На бетонном, уходящем далеко в море мысу стоит ие то башня, не то триумфальная арка — тяжеловесное каменное сооружение, символизирующее роль Бомбея как ворот Индии и соответственно своему декоративному воплощению получившее название «Ворот Индии». Восхищение этим памятником английской безвкусицы вменяется в обязанность каждому туристу, которого в тени величественных сводов подстерегают многочисленные эксплуататоры любопытства и снобизма иностранцев. Полицейский в вылинявших шортах и синих обмотках, обтягивающих изогнутые икры, услужливо предлагает подняться по темным ступенькам, спугивая светом фонарика жирных крыс, а на террасе, с которой открывается вид на огромную голубую панораму залива, назойливо советует, что следует фотографировать. Потом, скорчив болезненную гримасу, долго торгуется, снижая в конце концов цену за свои услуги с пяти до одной рупии с человека. Внизу заклинатель змей в белой пилотке призывно потрясает круглой корзинкой и сделанной из тыквы пищалкой. Запрашиваемое им вознаграждение также быстро сокращается. После недолгих, бурно ведущихся переговоров (мы уже знаем, что остановка означает капитуляцию) он садится на землю, открывает корзину и подносит пищалку ко рту. Ее грустное посвистывание заставляет змею высунуть голову. Кобра раздувает свой капюшон, показывает дрожащий раздвоенный язык и вяло раскачивается.

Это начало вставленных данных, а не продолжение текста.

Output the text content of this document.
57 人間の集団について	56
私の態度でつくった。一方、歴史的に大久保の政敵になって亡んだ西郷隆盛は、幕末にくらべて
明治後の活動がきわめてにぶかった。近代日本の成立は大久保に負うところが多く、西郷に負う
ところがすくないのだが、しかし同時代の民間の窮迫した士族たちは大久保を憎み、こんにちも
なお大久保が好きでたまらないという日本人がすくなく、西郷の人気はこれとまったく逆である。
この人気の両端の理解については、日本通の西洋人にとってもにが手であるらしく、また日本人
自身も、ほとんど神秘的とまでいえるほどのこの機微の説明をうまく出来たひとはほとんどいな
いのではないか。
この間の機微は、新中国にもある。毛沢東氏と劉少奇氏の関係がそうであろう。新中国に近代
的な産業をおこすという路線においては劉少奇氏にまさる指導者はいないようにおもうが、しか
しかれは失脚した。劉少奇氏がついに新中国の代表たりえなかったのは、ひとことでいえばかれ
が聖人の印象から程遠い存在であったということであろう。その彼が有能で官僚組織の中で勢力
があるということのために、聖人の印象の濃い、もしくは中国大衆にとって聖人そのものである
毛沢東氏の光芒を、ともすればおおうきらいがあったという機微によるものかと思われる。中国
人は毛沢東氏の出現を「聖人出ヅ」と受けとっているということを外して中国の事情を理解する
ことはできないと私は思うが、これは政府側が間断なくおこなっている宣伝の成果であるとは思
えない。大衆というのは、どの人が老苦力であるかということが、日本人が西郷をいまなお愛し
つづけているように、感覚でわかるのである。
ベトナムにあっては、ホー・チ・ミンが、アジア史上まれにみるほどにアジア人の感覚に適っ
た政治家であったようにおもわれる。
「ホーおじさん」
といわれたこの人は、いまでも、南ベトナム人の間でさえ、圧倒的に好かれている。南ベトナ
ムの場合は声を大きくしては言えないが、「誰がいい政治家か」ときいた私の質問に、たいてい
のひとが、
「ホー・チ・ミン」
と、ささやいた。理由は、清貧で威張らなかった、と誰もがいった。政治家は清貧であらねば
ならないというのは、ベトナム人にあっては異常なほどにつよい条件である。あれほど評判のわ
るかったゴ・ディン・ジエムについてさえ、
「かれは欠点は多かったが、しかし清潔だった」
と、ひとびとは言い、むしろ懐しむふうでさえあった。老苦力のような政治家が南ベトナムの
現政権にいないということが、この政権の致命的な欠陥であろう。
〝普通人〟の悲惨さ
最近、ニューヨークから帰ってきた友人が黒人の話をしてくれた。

Утомленные жарой, мы укрылись в маленьком кафе на площади, примыкающей к саду музея. Это заведение явно не было рассчитано на иностранцев. Вокруг непокрытых мраморных столиков сидели за стаканом лимонада или кока-колы толстые мужчины с черными волосами и женственно мягкими ртами, рассуждая, судя по жестам, о торговых сделках. Были там и целые семьи, благоговейно отмечающие праздничный день, — ковыряющие в зубах, позевывающие мужья в просторных, похожих на пижамы одеждах, скромно молчащие жены в шелковых сари, с нанесенными сандаловой крошкой красными пятнышками между бровями, ребятишки, чьи смуглые мордочки торчали над краем стола. Они сосредоточенно ели ложечками мороженое, видимо сознавая неизбежность появления пятен на чистых костюмах.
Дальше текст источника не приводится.